Effect of cytolethal distending toxin on F-actin assembly and cell division in Chinese hamster ovary cells.

Cytolethal distending toxin (CDT) is a newly described toxin produced by a number of enteropathogens, including Campylobacter jejuni, various Escherichia coli strains, and a few Shigella species. CDT induces distension and eventual death of a number of transformed cell lines. Here, we extend previous studies by demonstrating that morphological changes in CDT-treated Chinese hamster ovary cells are coincident with changes in cytoskeletal structure and an inhibition of cell proliferation. CDT-treated cells underwent a progressive accumulation of F-actin assemblies which microscopically resembled actin stress fibers. Accumulation of the stress fiber-like structures in CDT-treated cells was accompanied by an apparent blockage of cell division.

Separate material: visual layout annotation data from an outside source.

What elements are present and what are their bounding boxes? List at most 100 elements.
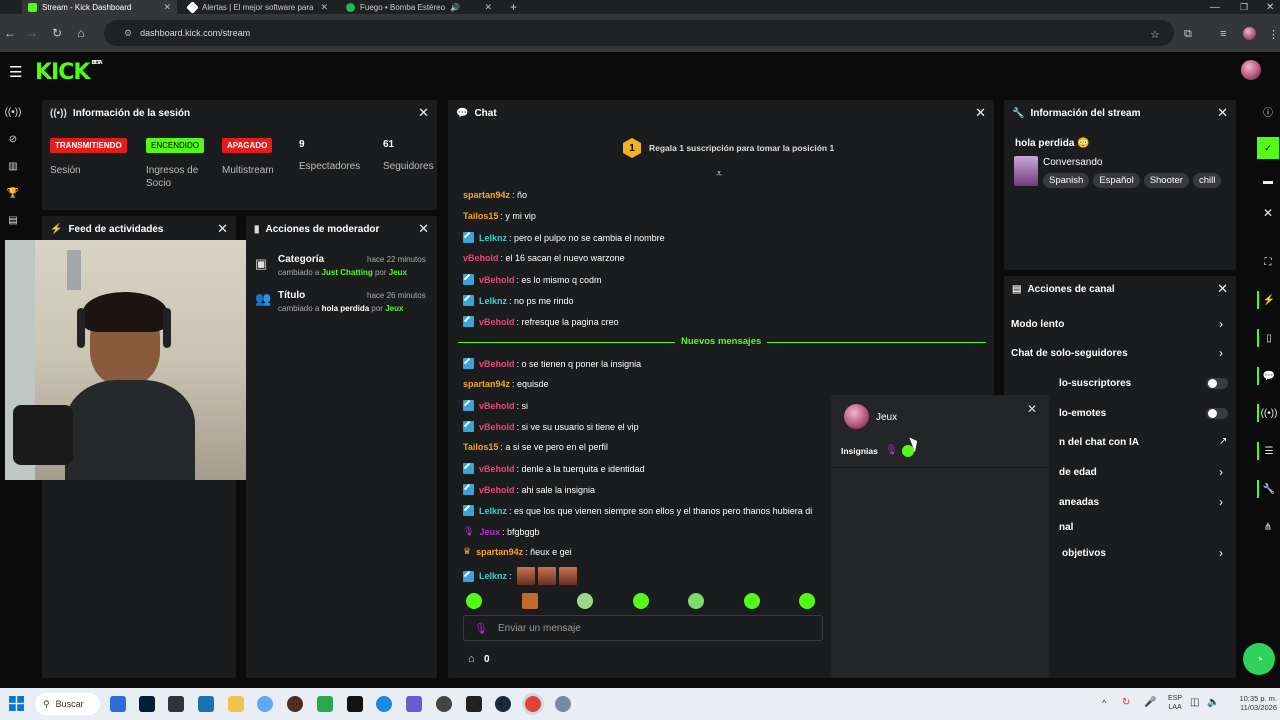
chat-username[interactable]: Tailos15	[463, 211, 498, 221]
chat-username[interactable]: spartan94z	[476, 547, 523, 557]
chevron-right-icon[interactable]: ›	[1219, 317, 1223, 331]
slow-mode-row[interactable]: Modo lento	[1011, 319, 1064, 330]
app-icon[interactable]	[287, 696, 303, 712]
app-icon[interactable]	[198, 696, 214, 712]
close-tab-icon[interactable]: ✕	[163, 2, 171, 13]
pinned-gift-message[interactable]: Regala 1 suscripción para tomar la posic…	[649, 143, 834, 153]
hamburger-menu-icon[interactable]: ☰	[9, 63, 22, 81]
trophy-icon[interactable]: 🏆	[6, 186, 20, 200]
tab-alertas[interactable]: Alertas | El mejor software para ✕	[182, 0, 334, 14]
mic-icon[interactable]: 🎤	[1144, 697, 1156, 708]
app-icon[interactable]	[168, 696, 184, 712]
close-tab-icon[interactable]: ✕	[320, 2, 328, 13]
banned-words-row[interactable]: aneadas	[1059, 497, 1099, 508]
chrome-icon[interactable]	[525, 696, 541, 712]
obs-icon[interactable]	[466, 696, 482, 712]
chat-username[interactable]: Jeux	[479, 527, 500, 537]
layout-icon[interactable]: ▤	[6, 213, 20, 227]
chevron-right-icon[interactable]: ›	[1219, 495, 1223, 509]
chat-username[interactable]: vBehold	[479, 401, 515, 411]
clock[interactable]: 10:35 p. m. 11/03/2026	[1233, 694, 1277, 712]
new-tab-button[interactable]: +	[504, 0, 520, 14]
chat-username[interactable]: Lelknz	[479, 296, 507, 306]
chat-username[interactable]: vBehold	[479, 464, 515, 474]
close-tab-icon[interactable]: ✕	[484, 2, 492, 13]
app-icon[interactable]	[110, 696, 126, 712]
share-icon[interactable]: ⋔	[1257, 518, 1279, 536]
chat-username[interactable]: Lelknz	[479, 233, 507, 243]
maximize-icon[interactable]: ❐	[1234, 0, 1254, 14]
filter-icon[interactable]: ⩡	[716, 168, 722, 181]
app-icon[interactable]	[257, 696, 273, 712]
tray-app-icon[interactable]: ↻	[1122, 697, 1130, 708]
chat-username[interactable]: vBehold	[479, 359, 515, 369]
network-icon[interactable]: ◫	[1190, 697, 1199, 708]
chat-username[interactable]: vBehold	[479, 275, 515, 285]
close-icon[interactable]: ✕	[1257, 204, 1279, 222]
edge-icon[interactable]	[376, 696, 392, 712]
emote-icon[interactable]	[688, 593, 704, 609]
bolt-icon[interactable]: ⚡	[1257, 291, 1279, 309]
capcut-icon[interactable]	[347, 696, 363, 712]
emotes-only-toggle[interactable]	[1206, 408, 1228, 419]
app-icon[interactable]	[436, 696, 452, 712]
emote-icon[interactable]	[633, 593, 649, 609]
emotes-only-row[interactable]: lo-emotes	[1059, 408, 1106, 419]
close-panel-icon[interactable]: ✕	[975, 105, 986, 121]
fullscreen-icon[interactable]: ⛶	[1257, 253, 1279, 271]
emote-icon[interactable]	[799, 593, 815, 609]
user-avatar[interactable]	[1241, 60, 1261, 80]
store-icon[interactable]: ⌂	[468, 653, 475, 665]
emote-icon[interactable]	[744, 593, 760, 609]
tag-pill[interactable]: chill	[1192, 173, 1222, 188]
media-control-icon[interactable]: ≡	[1220, 28, 1226, 40]
tab-kick-dashboard[interactable]: Stream - Kick Dashboard ✕	[22, 0, 177, 14]
users-icon[interactable]: ☰	[1257, 442, 1279, 460]
info-icon[interactable]: ⓘ	[1257, 102, 1279, 120]
chat-username[interactable]: vBehold	[479, 422, 515, 432]
close-panel-icon[interactable]: ✕	[1217, 281, 1228, 297]
chat-username[interactable]: vBehold	[479, 317, 515, 327]
chat-username[interactable]: Tailos15	[463, 442, 498, 452]
home-icon[interactable]: ⌂	[73, 25, 89, 41]
tag-pill[interactable]: Shooter	[1143, 173, 1189, 188]
emote-icon[interactable]	[522, 593, 538, 609]
broadcast-icon[interactable]: ((•))	[1257, 404, 1279, 422]
speaker-icon[interactable]: 🔊	[450, 3, 460, 12]
subscribers-only-toggle[interactable]	[1206, 378, 1228, 389]
broadcast-icon[interactable]: ((•))	[5, 105, 22, 119]
chat-username[interactable]: vBehold	[479, 485, 515, 495]
settings-icon[interactable]	[555, 696, 571, 712]
age-restriction-row[interactable]: de edad	[1059, 467, 1097, 478]
taskbar-search[interactable]: ⚲ Buscar	[35, 693, 100, 715]
tab-spotify[interactable]: Fuego • Bomba Estéreo 🔊 ✕	[340, 0, 498, 14]
emote-icon[interactable]	[577, 593, 593, 609]
chat-username[interactable]: vBehold	[463, 253, 499, 263]
app-icon[interactable]	[317, 696, 333, 712]
link-icon[interactable]: ⊘	[6, 132, 20, 146]
close-window-icon[interactable]: ✕	[1260, 0, 1280, 14]
close-panel-icon[interactable]: ✕	[418, 105, 429, 121]
ai-moderation-row[interactable]: n del chat con IA	[1059, 437, 1139, 448]
close-panel-icon[interactable]: ✕	[1217, 105, 1228, 121]
emote-icon[interactable]	[466, 593, 482, 609]
reload-icon[interactable]: ↻	[49, 25, 65, 41]
volume-icon[interactable]: 🔈	[1207, 697, 1219, 708]
chat-icon[interactable]: 💬	[1257, 367, 1279, 385]
site-info-icon[interactable]: ⚙	[124, 28, 132, 39]
url-input[interactable]: ⚙ dashboard.kick.com/stream	[104, 20, 1174, 46]
chat-username[interactable]: Lelknz	[479, 506, 507, 516]
forward-icon[interactable]: →	[24, 25, 40, 41]
kick-logo[interactable]: KICK BETA	[35, 60, 103, 85]
check-icon[interactable]: ✓	[1257, 137, 1279, 159]
chat-input[interactable]: 🎙 Enviar un mensaje	[463, 615, 823, 641]
chat-username[interactable]: Lelknz	[479, 571, 507, 581]
file-explorer-icon[interactable]	[228, 696, 244, 712]
bookmark-star-icon[interactable]: ☆	[1150, 28, 1160, 41]
chevron-right-icon[interactable]: ›	[1219, 346, 1223, 360]
back-icon[interactable]: ←	[2, 25, 18, 41]
chevron-right-icon[interactable]: ›	[1219, 465, 1223, 479]
chevron-right-icon[interactable]: ›	[1219, 546, 1223, 560]
close-card-icon[interactable]: ✕	[1027, 402, 1037, 416]
steam-icon[interactable]	[495, 696, 511, 712]
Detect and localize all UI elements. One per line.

Multinucleation was detected in some cells but did not constitute a significant feature of CDT action. Although toxin-treated cells failed to divide, cell viability remained high for the first 4 days following toxin treatment, as evidenced by trypan blue exclusion and neutral red uptake. [3H]thymidine incorporation studies on CDT-treated cells were consistent with a blockage of cell proliferation without a direct inhibition of DNA synthesis. Although the progression of toxin action developed slowly, a 2-min exposure to CDT resulted in an irreversible development of toxicity. Together, our data indicate that CDT affects F-actin assembly within target cells and may interrupt the regulation or function of cell cycle-dependent events leading to cytokinesis.